The multi-plane representation has been highlighted for its fast training and inference across static and dynamic neural radiance fields. This approach constructs relevant features via projection onto learnable grids and interpolating adjacent vertices. However, it has limitations in capturing low-frequency details and tends to overuse parameters for low-frequency features due to its bias toward fine details, despite its multi-resolution concept. This phenomenon leads to instability and inefficiency when training poses are sparse. In this work, we propose a method that synergistically integrates multi-plane representation with a coordinate-based MLP network known for strong bias toward low-frequency signals.
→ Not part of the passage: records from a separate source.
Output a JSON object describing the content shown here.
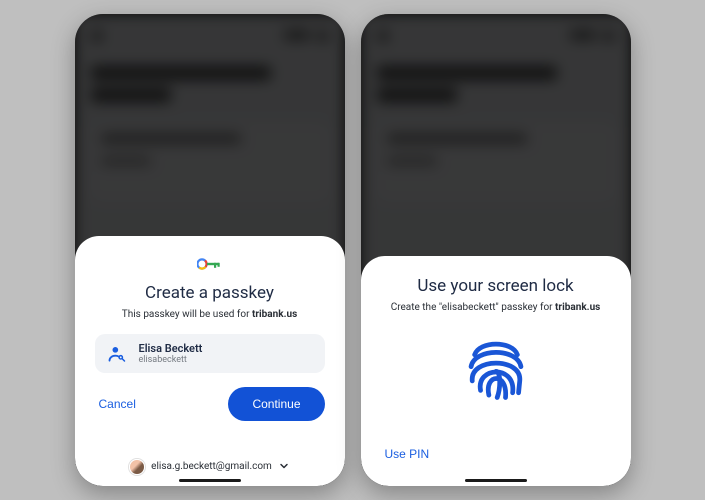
{
  "phone1": {
    "sheet": {
      "title": "Create a passkey",
      "subtitle_prefix": "This passkey will be used for ",
      "domain": "tribank.us",
      "account": {
        "name": "Elisa Beckett",
        "username": "elisabeckett"
      },
      "cancel_label": "Cancel",
      "continue_label": "Continue",
      "google_account_email": "elisa.g.beckett@gmail.com"
    }
  },
  "phone2": {
    "sheet": {
      "title": "Use your screen lock",
      "subtitle_prefix": "Create the ",
      "subtitle_passkey_name": "\"elisabeckett\"",
      "subtitle_mid": " passkey for ",
      "domain": "tribank.us",
      "use_pin_label": "Use PIN"
    }
  },
  "colors": {
    "primary_blue": "#1252d6",
    "link_blue": "#1a5ee0",
    "fingerprint_blue": "#1a56d6"
  }
}
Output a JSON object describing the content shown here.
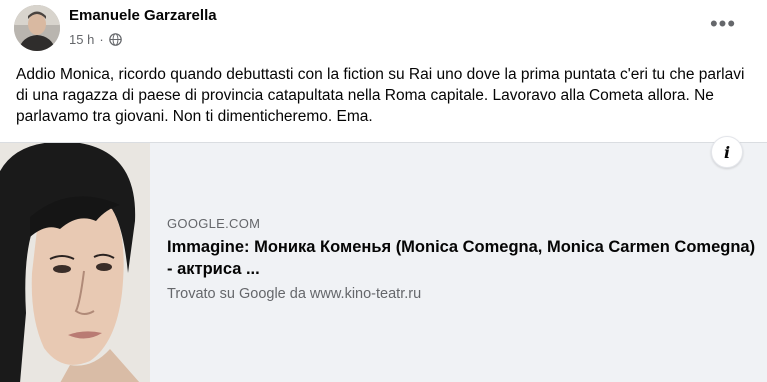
{
  "post": {
    "author": "Emanuele Garzarella",
    "time": "15 h",
    "separator": "·",
    "privacy_icon": "globe-icon",
    "more_label": "•••",
    "text": "Addio Monica, ricordo quando debuttasti con la fiction su Rai uno dove la prima puntata c'eri tu che parlavi di una ragazza di paese di provincia catapultata nella Roma capitale. Lavoravo alla Cometa allora. Ne parlavamo tra giovani. Non ti dimenticheremo. Ema."
  },
  "link_preview": {
    "info_label": "i",
    "domain": "GOOGLE.COM",
    "title": "Immagine: Моника Коменья (Monica Comegna, Monica Carmen Comegna) - актриса ...",
    "description": "Trovato su Google da www.kino-teatr.ru"
  },
  "colors": {
    "text_primary": "#050505",
    "text_secondary": "#65676b",
    "card_background": "#f0f2f5"
  }
}
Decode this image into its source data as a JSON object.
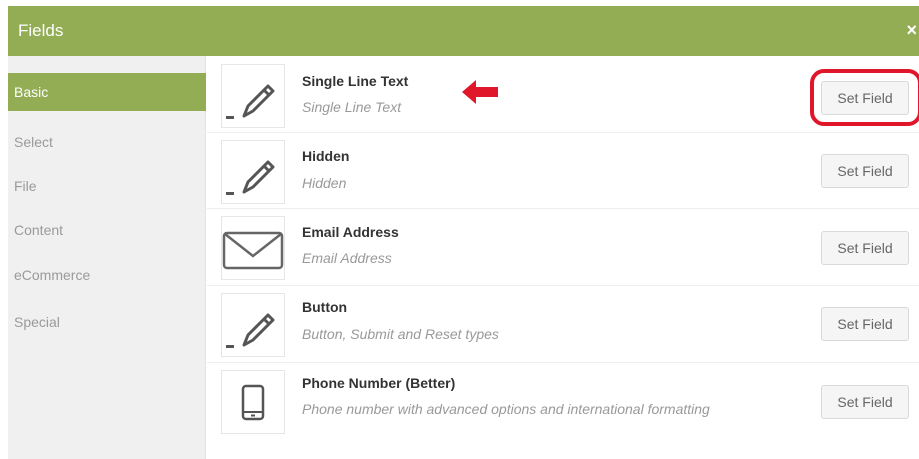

The coordinate-based network is responsible for capturing low-frequency details, while the multi-plane representation focuses on capturing fine-grained details. We demonstrate that using residual connections between them seamlessly preserves their own inherent properties. Additionally, the proposed progressive training scheme accelerates the disentanglement of these two features. We demonstrate empirically that our proposed method not only outperforms baseline models for both static and dynamic NeRFs with sparse inputs, but also achieves comparable results with fewer parameters.